Но Твоему Высочеству в высшей степени присуща такая забота, как это наглядно видно из того, что ни требования придворной жизни, ни привычное воспитание, обыкновенно обрекающее девушек на невежество, не смогли воспрепятствовать Твоим занятиям всеми благородными науками и искусствами. Далее, высокая и несравненная проницательность Твоего ума очевидна из того, что Ты глубоко заглянула в тайны этих наук и в кратчайший срок тщательно во всем этом разобралась. У меня есть и еще более верный, особый аргумент в пользу сказанного, а именно что до сих пор Ты была единственной, в совершенстве понявшей все опубликованные мной раньше трактаты. Ведь они показались весьма темными многим другим, даже очень одаренным и ученым людям; почти общепринято, что те, кто занимается метафизикой, далеки от геометрии, если же они разрабатывают геометрию, они не постигают, что могли бы они написать о первой философии; я признаю твой ум уникальным, таким, коему все одинаково доступно, и потому по заслугам именую его несравненным. А когда я наблюдаю столь многообразное и совершенное знание всех вещей не у гимнософиста, старика, имевшего в распоряжении многие годы для созерцания1
, а у девушки-правительницы, своим обликом и летами напоминающей не столько воительницу Минерву или какую-либо из Муз, сколько Хариту, я не могу не отдаться во власть величайшего восхищения.

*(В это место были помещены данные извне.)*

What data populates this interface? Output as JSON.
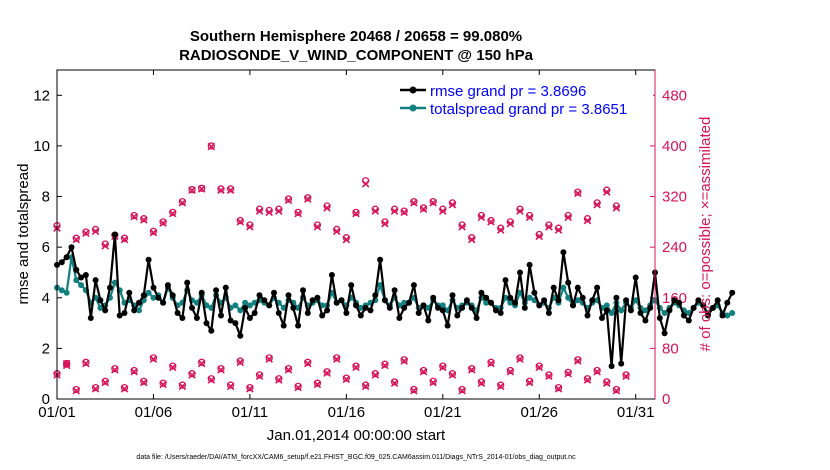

Наконец, как я замечаю, не только в отношении любознательности, но и с точки зрения силы воли не остается ни одного качества, требуемого для абсолютного и высокого знания, которое не сияло бы в Твоем нравственном облике. Ведь в нем явно проступает выдающаяся, величественная доброта и кротость, кою несправедливости судьбы постоянно ранят, но никогда не выводят из терпения и не ломают. Все это так меня покорило, что я не только собираюсь посвятить мою «Философию» Мудрости, кою в тебе предполагаю (ведь книга эта не что иное, как исследование мудрости), но в той же мере хочу именоваться философом, в какой и оставаться преданнейшим почитателем Твоего Высочества.Письмо автора к французскому переводчику «Первоначал философии», уместное здесь как предисловие2
Перевод моих «Первоначал», над которым Вы так потрудились, столь ясен и совершенен, что, надеюсь, большинством они будут прочтены по-французски, а не по-латыни и таким образом будут лучше усвоены. Я опасаюсь единственно того, как бы заголовок не отпугнул многих из тех, кто не вскормлен наукой, или тех, у кого философия не в почете, поскольку их не удовлетворяет та философия, которой их учили. По этой причине я убежден, что будет полезно присоединить сюда предисловие, которое указало бы им, каково содержание этой книги, какую цель ставил я себе, когда писал ее, и какую пользу можно из всего этого извлечь. Но хотя такое предисловие следовало бы написать мне, так как я должен быть более осведомленным относительно данного предмета, чем кто-либо другой, я тем не менее не в состоянии сделать ничего более, как предложить в сжатом виде основные пункты, которые, полагаю, следовало бы трактовать в предисловии, причем оставляю на Ваше разумное усмотрение, что из нижеследующего Вы найдете пригодным для опубликования.
Прежде всего я хотел бы выяснить, что такое философия, начав с самого обычного, а именно с того, что слово философия обозначает занятие мудростью и что под мудростью понимается не только благоразумие в делах, но также и совершенное знание всего, что может познать человек; это же знание, которое направляет нашу жизнь, служит сохранению здоровья, а также открытиям во всех искусствах (arts). А чтобы оно стало таковым, оно необходимо должно быть выведено из первых причин так, чтобы тот, кто старается овладеть им (а это и значит, собственно, философствовать), начинал с исследования этих первых причин, именуемых первоначалами. Для этих первоначал существует два требования. Во-первых, они должны быть столь ясны и самоочевидны, чтобы при внимательном рассмотрении человеческий ум не мог усомниться в их истинности; во-вторых, познание всего остального должно зависеть от них так, что, хотя основоположения и могли бы быть познаны помимо познания прочих вещей, однако эти последние, наоборот, не могли бы быть познаны без знания первоначал. Затем надо попытаться вывести знание о вещах из тех начал, от которых они зависят, таким образом, чтобы во всем ряду выводов не встречалось ничего, что не было бы совершенно очевидным. Вполне мудр в действительности один Бог, ибо ему свойственно совершенное знание всего; но и люди могут быть названы более или менее мудрыми сообразно тому, как много или как мало они знают истин о важнейших предметах. С этим, я полагаю, согласятся все сведущие люди.